Pre-dispute arbitration agreements are under attack again by U.S. lawmakers.
Reps. Linda Sanches (D-CA) and Jan Schakowsky (D-IL) introduced the Fairness in Nursing Home Arbitration Act (H.R. 5326) last Thursday. The proposed legislation would prohibit long-term care facilities from requiring or soliciting residents to enter into pre-dispute, mandatory, binding arbitration agreements.
It has been referred to the House Ways and Means and Energy and Commerce committees.
Clif Porter II, senior vice president of government relations for the American Health Care Association, said the organization “strongly oppose[s]” the effort.
“Banning arbitration agreements would eliminate a fair and efficient legal remedy that provides benefits to patients and providers.
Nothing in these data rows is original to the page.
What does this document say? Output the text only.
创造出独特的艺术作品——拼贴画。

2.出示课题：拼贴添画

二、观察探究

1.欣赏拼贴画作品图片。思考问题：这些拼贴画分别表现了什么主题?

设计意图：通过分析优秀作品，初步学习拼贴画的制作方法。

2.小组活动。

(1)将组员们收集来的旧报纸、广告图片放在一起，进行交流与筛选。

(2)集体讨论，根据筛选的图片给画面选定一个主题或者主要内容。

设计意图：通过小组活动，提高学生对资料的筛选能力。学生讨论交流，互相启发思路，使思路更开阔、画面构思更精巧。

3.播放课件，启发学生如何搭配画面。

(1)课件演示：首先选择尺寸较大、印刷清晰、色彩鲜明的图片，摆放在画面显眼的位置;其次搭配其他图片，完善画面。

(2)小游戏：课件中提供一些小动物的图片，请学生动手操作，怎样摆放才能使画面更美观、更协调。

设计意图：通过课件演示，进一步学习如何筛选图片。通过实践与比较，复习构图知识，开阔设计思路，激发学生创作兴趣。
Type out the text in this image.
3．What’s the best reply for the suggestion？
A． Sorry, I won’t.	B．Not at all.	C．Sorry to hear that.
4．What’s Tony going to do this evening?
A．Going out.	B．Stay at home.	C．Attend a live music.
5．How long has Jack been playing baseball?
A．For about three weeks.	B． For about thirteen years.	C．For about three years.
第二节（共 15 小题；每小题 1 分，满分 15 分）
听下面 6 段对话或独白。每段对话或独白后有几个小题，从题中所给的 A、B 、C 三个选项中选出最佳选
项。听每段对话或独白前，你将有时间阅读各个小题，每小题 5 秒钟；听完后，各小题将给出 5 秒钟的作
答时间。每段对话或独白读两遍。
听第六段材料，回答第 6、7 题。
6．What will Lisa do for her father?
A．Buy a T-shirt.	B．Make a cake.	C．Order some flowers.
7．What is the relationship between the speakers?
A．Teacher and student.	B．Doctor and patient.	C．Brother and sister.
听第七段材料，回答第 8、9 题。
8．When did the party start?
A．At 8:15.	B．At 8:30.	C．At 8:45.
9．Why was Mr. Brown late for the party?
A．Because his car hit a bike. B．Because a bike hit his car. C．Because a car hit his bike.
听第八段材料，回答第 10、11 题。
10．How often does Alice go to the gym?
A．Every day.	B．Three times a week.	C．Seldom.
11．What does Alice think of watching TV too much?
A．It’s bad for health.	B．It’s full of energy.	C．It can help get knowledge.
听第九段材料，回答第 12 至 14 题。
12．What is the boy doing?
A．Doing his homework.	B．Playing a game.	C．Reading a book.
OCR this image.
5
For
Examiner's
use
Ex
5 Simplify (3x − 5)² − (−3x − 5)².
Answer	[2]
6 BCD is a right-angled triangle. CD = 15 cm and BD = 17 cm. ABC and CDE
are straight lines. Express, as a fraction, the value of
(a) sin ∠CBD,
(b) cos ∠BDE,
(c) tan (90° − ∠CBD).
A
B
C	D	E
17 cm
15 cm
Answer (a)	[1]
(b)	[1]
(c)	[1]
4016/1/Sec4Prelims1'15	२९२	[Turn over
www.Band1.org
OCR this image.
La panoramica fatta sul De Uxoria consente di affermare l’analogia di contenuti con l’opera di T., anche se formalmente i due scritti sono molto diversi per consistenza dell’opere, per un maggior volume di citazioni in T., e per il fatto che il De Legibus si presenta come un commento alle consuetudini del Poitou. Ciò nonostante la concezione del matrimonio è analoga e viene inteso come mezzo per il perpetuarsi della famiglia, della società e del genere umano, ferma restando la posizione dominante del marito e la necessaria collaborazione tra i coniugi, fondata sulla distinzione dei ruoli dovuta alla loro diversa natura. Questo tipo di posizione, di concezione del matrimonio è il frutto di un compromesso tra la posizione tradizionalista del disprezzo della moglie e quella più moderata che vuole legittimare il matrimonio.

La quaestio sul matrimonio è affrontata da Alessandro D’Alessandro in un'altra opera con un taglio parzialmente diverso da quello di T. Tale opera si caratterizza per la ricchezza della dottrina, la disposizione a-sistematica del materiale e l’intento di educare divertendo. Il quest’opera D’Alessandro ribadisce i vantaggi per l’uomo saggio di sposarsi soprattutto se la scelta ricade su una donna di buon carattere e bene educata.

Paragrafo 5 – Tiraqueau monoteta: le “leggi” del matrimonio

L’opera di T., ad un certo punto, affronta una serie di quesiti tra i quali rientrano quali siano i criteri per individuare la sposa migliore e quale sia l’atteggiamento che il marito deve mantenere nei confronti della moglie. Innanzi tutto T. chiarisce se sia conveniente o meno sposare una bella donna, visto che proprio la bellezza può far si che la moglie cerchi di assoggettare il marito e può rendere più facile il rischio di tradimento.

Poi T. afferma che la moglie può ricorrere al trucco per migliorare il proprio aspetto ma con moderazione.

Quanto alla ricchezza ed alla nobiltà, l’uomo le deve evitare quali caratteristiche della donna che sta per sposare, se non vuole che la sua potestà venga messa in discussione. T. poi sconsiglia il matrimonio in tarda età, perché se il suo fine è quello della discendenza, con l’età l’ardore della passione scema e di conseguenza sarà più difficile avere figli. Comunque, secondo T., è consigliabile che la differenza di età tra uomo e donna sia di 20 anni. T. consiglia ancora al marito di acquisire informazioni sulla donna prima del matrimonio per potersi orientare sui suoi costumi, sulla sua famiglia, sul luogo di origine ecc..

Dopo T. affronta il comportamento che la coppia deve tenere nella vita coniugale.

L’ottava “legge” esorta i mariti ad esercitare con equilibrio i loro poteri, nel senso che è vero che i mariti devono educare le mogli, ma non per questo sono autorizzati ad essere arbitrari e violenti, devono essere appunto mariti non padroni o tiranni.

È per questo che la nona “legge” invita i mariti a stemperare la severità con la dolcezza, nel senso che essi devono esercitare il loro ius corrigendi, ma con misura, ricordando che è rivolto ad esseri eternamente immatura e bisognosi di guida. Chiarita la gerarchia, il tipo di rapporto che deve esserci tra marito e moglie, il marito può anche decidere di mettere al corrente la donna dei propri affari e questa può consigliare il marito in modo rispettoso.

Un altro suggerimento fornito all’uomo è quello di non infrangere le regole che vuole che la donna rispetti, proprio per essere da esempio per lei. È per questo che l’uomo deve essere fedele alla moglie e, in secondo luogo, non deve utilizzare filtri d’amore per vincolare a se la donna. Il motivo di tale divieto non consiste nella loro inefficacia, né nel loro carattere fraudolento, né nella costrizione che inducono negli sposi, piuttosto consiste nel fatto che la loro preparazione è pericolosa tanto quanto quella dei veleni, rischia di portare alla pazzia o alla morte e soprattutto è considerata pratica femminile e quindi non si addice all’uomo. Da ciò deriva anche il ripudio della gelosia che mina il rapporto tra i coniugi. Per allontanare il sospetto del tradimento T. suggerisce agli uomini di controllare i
Skilled nursing facilities are just one of many health care providers that use pre-dispute arbitration,” Porter said in a statement.
“Residents with legitimate claims are awarded reasonable damages, oftentimes equal to the amount that would be awarded under litigation. We strongly oppose efforts to ban this long-used, effective procedure for residents and families to pursue legal recourse,” he added.
The Long Term Care Community Coalition and National Consumer Voice for Quality Long-Term Care both applauded the effort.
Similar legislation passed the House in September — with House Democrats voting heavily in favor of the bill. It has since headed to the Republican-controlled Senate and has been referred to Senate Judiciary committee.
Schakowsky also has introduced a proposal that would require skilled nursing facilities to meet minimum staffing requirements. The effort has drawn pushback from providers.